Manufacturing illegitimate wars in Africa to galvanise Western economies that are still in depression can only accelerate Western decline. Foreign invasion and war mongering are expensive and neo-imperialism has left Western countries practically bankrupt. America alone has a debt of $US14,000 trillion, while France, Great Britain and Italy each have enormous public deficits compared to less than US$400 billion in public debt for 46 of the 54 African countries combined.
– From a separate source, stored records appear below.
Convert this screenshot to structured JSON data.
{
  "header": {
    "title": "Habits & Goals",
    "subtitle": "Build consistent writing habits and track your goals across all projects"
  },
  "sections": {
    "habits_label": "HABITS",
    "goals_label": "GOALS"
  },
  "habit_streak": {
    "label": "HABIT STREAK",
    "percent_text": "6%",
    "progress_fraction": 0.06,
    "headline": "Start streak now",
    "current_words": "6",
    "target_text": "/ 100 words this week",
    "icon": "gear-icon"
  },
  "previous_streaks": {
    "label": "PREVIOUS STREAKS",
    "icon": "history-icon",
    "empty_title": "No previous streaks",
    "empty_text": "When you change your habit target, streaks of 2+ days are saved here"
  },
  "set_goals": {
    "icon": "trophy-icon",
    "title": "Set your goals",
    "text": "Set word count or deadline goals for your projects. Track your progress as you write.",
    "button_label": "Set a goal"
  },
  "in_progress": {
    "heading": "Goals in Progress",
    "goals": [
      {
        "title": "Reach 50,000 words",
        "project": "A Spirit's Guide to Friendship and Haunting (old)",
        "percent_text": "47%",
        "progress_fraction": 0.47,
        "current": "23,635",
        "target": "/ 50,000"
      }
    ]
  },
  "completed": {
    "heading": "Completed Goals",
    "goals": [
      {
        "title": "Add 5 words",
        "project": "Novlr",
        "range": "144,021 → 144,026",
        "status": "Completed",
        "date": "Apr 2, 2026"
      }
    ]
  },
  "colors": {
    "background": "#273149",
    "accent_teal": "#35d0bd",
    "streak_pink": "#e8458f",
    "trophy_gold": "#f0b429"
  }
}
While Western media houses continue their complicity in promoting 'anti history', the African continent as opposed to "Africa, the basket case" is ascending.

Cameroonian, Jean-Paul Pougala, sums it up perfectly in an article on why the West went after Gaddafi when he writes, "As the American economist Adam Smith predicted in 1865 when he publicly backed Abraham Lincoln for the abolition of slavery, 'the economy of any country which relies on the slavery of blacks is destined to descend into hell the day those countries awaken'."

http://allafrica.com/stories/201109070038.html
Pheko is Executive Director at NGO/think-tank, the Trade Collective and is Africa co-convener of the World Dignity Forum.